Doğa bir öğretmen gibi her zaman yanımızda. Gökyüzündeki
bulutların dansından, toprağın derinliklerindeki sessizliğe kadar, doğanın her
bir parçası, bize hayatta nasıl daha anlamlı, derin ve duygusal olarak güzel
bir yaşam sürebileceğimizi öğretir. Doğadan öğrendiğimiz bu soyut dersler,
bizim içsel dünyamızda derin izler bırakır ve bizi olgunlaştırır. İşte doğadan
öğrendiğimiz bazı durumlar.
Taş olsak çatlardık. Evet, bazen hayatta
dayanamayacağımız noktalar olur ve bu durumda taş olsak bile duygularımızın
ortaya çıkmasına ihtiyaç duyarız.
Güneş olsak yanmaktan sıkılırdık. Hep aynı şeyleri
süreklilik kazanmış şekilde yapmak bizleri sıkabilir. Yapmamızın tonlarca
sebebi varken bazen yapmamak için tek bir nedene ihtiyaç duyarız.
Güneş olsak bazen ayarını kaçırarak etrafımızdakileri
yakardık. Çünkü onları sevgimiz ve ışığımızla ısıtabileceğimizi
zannederken, kömür olacak kadar yakmaya başlamışızdır. Bu sıcaklık artık bir
soğukluğa ihtiyaç duyar hale gelir.
Bulut olsak bazen güneşin arkasına saklanmak isterdik.
Her an görünür olmak ve insanların bizi izlemesini istemeyebiliriz. Bu yüzden
saklanmak ve kabuğumuza çekilmek oldukça normaldir.
Bulut olsak bazen yağmak isterdik. Güneşin yanında
olmamız yağmayacağımız anlamına gelmez. Her zaman mutlu olmak zorunda değiliz;
bazen ağlamak da en az gülmek kadar normaldir.
Kaktüs olsak dikenli olmayı severdik. Çünkü diken
sandığımız şeyler aslında sınırlarımızdır. Bir kaktüsün bile sınırı varken bir
insanın sınırı ve dikeni neden olmasın? Bu dikenler bizi farklı yapmaz, aksine
doğru ve koruyucu bir kalkandır.
Yaprak olsak bazen düşmek isterdik. Ağacın en
tepesinde olmak çok güzeldir. Ancak hayat her zaman en tepede geçmez. Arada
düşmek gerekir daldan, özüne dönmek gerekir.
Ağaç olsak arada canlanır, arada solmak isterdik. Tek
bir ana bağlı olmaktansa tüm döngüleri yaşamak isterdik. Solmak, ölüm gibi
gelse de insan canlanmak ve kendine gelmek için bazen soldururdu yaşamın tüm çiçeklerini. Canlanmak ise kendine gelen insanın içinde yeşerttiği her dal ve çiçek parçasıdır.

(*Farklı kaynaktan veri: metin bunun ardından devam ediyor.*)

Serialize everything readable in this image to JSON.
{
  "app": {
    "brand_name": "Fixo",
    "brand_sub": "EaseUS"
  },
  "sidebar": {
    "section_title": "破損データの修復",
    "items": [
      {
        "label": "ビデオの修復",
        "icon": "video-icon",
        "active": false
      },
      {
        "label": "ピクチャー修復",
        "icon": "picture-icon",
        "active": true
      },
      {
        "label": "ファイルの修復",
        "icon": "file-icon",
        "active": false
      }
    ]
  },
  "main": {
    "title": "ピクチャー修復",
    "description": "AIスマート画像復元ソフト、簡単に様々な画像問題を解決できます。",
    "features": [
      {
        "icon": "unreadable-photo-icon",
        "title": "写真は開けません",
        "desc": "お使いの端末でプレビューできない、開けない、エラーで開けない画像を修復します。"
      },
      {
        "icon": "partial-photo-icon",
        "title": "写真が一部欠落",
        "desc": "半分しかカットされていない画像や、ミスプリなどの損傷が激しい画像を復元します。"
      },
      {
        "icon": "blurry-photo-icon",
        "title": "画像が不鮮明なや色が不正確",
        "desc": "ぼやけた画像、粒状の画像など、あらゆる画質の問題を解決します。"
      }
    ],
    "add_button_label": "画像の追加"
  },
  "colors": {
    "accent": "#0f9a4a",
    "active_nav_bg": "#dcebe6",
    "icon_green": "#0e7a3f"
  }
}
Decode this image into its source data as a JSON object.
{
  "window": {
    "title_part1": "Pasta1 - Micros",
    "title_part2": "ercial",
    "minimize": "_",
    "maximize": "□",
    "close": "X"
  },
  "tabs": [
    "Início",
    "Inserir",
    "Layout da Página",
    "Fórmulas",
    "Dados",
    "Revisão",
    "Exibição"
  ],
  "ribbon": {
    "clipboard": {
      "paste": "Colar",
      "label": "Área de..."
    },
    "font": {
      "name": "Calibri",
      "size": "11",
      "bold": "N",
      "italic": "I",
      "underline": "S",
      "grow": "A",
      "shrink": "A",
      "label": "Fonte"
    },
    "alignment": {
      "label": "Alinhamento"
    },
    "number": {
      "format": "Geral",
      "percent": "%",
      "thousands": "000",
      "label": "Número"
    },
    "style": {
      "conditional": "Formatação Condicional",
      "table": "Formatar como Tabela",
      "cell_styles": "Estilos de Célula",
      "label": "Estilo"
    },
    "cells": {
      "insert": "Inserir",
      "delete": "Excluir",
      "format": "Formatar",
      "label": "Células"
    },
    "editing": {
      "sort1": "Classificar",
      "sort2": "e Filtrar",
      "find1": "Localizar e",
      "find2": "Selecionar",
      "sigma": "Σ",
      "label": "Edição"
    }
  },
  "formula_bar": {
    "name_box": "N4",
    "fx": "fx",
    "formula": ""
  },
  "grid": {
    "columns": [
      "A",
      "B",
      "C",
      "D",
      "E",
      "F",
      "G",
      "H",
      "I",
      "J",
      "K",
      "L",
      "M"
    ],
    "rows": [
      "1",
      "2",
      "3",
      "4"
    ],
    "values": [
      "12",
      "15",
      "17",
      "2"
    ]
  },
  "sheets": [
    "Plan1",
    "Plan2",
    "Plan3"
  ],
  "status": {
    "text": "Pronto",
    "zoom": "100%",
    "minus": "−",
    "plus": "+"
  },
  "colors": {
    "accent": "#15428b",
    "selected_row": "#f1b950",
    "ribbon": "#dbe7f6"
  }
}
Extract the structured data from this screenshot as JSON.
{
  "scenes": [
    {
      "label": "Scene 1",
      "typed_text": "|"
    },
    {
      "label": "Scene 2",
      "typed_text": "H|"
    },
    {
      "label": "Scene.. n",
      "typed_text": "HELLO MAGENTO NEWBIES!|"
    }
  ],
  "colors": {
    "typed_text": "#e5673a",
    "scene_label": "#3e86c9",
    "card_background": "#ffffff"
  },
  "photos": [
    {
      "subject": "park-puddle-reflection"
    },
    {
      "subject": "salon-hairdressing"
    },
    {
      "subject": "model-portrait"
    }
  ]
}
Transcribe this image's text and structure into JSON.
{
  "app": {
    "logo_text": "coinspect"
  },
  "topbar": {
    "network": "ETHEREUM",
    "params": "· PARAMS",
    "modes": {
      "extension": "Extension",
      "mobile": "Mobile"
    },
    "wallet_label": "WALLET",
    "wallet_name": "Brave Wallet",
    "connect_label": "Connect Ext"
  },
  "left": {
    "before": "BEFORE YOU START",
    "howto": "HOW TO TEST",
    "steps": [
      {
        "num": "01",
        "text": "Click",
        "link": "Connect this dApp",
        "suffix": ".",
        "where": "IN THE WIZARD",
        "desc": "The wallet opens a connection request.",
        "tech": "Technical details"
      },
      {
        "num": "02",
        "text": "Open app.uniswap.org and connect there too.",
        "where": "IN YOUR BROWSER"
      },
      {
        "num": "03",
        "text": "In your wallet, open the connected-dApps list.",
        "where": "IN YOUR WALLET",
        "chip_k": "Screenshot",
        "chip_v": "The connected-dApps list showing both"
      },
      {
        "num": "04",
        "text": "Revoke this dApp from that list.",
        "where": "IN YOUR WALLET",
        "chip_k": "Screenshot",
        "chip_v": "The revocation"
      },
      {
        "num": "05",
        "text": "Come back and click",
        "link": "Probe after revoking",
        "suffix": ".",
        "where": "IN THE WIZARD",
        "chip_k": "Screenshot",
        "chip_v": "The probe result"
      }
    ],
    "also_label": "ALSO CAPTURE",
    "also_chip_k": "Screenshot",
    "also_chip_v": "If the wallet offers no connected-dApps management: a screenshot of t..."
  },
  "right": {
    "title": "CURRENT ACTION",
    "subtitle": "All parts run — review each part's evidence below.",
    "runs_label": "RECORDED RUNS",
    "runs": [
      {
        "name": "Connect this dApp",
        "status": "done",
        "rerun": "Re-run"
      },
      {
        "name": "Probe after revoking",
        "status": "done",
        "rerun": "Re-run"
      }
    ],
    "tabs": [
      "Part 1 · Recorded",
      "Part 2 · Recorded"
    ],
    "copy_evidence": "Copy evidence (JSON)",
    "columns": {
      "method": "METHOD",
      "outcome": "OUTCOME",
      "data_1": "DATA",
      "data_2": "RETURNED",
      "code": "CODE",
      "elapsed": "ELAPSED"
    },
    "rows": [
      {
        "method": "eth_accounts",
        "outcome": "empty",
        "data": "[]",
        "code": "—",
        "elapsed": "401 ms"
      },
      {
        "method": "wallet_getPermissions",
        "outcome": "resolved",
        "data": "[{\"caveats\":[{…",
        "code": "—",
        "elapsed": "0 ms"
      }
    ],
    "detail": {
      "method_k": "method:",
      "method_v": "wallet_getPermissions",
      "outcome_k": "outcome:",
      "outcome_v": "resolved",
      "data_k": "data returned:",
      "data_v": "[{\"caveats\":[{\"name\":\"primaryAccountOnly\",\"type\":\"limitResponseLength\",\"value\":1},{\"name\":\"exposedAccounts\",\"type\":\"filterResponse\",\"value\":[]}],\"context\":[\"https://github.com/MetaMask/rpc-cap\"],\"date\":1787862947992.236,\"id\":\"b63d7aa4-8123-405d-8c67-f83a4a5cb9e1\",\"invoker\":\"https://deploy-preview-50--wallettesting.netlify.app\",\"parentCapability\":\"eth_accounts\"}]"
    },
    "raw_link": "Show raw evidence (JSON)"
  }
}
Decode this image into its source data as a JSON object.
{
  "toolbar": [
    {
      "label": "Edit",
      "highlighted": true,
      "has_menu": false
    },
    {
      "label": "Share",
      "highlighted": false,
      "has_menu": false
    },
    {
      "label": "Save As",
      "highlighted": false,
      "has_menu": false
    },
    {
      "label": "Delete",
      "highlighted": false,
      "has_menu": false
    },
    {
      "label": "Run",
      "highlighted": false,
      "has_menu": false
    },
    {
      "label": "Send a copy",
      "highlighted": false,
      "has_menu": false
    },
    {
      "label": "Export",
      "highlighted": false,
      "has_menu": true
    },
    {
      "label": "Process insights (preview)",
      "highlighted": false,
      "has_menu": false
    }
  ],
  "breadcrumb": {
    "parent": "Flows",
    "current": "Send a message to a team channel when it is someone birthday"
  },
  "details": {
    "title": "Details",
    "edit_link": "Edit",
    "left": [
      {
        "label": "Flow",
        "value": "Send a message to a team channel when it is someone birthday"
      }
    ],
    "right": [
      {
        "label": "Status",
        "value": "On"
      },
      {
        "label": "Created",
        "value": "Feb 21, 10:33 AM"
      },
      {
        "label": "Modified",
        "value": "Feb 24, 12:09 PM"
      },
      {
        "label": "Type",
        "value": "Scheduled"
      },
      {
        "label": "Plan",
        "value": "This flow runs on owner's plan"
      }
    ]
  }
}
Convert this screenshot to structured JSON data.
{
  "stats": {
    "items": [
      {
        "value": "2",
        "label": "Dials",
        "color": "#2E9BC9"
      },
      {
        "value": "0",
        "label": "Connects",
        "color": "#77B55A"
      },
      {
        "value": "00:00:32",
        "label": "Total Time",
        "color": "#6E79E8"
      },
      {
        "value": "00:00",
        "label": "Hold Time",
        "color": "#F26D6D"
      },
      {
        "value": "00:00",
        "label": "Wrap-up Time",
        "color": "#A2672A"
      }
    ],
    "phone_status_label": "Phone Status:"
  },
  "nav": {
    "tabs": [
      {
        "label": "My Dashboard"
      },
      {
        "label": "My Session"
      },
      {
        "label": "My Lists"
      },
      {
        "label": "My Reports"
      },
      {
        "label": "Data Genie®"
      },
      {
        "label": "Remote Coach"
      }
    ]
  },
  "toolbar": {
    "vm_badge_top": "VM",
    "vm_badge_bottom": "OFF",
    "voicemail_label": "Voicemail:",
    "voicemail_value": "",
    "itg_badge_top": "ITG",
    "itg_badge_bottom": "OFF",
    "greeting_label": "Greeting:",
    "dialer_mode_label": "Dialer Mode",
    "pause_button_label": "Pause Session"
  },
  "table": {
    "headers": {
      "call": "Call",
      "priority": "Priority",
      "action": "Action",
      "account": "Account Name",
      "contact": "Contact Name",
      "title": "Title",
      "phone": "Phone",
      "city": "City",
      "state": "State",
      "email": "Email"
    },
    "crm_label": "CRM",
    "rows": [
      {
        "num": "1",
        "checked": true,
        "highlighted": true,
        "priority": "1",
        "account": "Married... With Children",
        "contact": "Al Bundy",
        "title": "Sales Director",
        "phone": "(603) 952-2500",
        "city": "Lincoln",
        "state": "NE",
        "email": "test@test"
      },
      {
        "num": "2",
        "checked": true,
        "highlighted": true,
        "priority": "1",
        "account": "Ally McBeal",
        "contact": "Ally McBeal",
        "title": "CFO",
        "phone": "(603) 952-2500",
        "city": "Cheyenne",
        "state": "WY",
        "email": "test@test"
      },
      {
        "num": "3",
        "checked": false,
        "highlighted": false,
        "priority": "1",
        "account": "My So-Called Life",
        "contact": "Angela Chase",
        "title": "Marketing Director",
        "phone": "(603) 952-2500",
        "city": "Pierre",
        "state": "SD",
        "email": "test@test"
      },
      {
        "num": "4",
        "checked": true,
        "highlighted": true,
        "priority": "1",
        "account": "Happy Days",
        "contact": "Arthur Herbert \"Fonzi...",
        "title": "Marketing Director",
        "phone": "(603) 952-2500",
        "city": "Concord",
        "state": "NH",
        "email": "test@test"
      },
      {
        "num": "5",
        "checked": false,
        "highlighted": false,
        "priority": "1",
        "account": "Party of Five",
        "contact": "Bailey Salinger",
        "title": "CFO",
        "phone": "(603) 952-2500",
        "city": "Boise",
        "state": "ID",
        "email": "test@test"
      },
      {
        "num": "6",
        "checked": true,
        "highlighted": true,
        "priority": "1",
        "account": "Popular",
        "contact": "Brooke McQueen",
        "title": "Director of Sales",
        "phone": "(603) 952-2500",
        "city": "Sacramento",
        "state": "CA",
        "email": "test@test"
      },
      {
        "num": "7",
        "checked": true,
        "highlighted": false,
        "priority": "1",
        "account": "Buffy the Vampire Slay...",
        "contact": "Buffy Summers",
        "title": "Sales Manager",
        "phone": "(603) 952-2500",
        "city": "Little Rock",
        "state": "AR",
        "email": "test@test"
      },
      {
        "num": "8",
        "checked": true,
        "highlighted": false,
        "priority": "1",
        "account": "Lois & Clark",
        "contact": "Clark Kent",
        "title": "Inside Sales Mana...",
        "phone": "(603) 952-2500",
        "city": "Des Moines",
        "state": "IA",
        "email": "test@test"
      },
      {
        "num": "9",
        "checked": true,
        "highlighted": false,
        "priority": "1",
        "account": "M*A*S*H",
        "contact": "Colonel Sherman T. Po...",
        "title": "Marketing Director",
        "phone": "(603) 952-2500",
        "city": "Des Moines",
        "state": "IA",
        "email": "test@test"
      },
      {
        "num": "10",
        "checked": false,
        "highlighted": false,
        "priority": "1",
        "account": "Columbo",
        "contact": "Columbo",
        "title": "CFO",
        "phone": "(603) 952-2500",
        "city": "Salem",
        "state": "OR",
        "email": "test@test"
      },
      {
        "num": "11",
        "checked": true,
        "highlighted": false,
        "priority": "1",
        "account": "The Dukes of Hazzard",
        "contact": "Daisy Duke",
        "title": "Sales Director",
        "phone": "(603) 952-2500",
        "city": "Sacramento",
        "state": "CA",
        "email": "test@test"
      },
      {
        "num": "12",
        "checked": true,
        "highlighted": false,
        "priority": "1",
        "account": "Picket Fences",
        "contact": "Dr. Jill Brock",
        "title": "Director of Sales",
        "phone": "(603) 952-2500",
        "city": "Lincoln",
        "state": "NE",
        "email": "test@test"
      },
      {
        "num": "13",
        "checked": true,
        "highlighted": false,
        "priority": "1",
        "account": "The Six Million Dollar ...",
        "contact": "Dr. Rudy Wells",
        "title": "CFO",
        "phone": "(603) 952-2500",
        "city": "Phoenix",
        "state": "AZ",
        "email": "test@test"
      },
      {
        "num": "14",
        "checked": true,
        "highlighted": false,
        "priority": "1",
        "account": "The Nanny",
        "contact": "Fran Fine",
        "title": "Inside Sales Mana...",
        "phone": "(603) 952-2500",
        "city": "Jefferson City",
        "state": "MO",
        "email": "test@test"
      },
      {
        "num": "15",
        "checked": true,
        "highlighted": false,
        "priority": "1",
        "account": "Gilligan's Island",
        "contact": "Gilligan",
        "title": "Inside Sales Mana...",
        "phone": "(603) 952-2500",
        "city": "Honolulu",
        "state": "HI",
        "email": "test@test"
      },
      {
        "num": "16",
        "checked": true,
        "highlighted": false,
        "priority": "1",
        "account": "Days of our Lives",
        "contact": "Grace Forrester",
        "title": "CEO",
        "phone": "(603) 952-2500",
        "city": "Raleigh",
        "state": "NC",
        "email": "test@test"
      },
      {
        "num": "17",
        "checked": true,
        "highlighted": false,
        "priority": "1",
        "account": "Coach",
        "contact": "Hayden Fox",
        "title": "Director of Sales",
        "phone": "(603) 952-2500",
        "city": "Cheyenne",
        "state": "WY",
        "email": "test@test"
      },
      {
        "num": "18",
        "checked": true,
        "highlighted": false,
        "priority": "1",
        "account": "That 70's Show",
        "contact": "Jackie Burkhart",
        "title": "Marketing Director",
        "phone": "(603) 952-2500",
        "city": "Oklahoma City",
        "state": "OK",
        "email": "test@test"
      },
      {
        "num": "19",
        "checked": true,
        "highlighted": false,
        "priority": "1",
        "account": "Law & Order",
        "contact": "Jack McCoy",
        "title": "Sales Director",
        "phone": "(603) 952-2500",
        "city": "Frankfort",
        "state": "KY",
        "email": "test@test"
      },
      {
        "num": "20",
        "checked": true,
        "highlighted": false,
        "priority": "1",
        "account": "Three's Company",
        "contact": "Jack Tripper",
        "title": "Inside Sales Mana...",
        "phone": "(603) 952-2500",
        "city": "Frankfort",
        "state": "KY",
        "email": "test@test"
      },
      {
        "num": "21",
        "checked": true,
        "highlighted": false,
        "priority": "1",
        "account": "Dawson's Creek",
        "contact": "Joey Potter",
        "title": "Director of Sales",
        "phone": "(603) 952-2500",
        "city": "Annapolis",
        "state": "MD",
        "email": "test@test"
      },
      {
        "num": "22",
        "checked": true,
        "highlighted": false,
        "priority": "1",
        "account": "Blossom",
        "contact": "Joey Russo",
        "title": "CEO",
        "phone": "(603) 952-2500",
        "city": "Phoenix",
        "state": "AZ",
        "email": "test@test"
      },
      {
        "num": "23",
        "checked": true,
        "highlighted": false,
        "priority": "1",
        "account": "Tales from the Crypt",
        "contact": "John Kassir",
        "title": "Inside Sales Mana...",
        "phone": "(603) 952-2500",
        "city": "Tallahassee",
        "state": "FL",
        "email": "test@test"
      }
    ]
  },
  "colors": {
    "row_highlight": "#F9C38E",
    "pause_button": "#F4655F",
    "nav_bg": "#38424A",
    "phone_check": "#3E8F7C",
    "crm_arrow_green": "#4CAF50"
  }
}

Dağ olsak heybetimiz belli olur ama yüreğimiz dağ kadar
olurdu. Çünkü dağlar bazen kavuşamaz. Bizler de ne kadar sevsek dahi kavuşmak
bir dağ kadar zorlu olabilir.
Ay olsak karanlık taraflarda bile içimizdeki aydınlık
olan yönlerimize ışık tutmak isteriz. Yüzde yüz kötü olamayacağımızı
anlarız. Çünkü karanlığın içinde bile bir ışık mutlaka parlayacaktır. Bunu
ancak gökyüzüne, yani içine bakanlar görecektir.
Doğa hayatın her anını gizlice fısıldayan bir öğretmendir. Bizler
ise öğrencileri. Umarım hayatınızda size fısıldayan yansımaları ve sesleri fark
etmeye vaktiniz ve fırsatınız olur. Gökyüzüne ve kalbinize bakmayı unutmayın.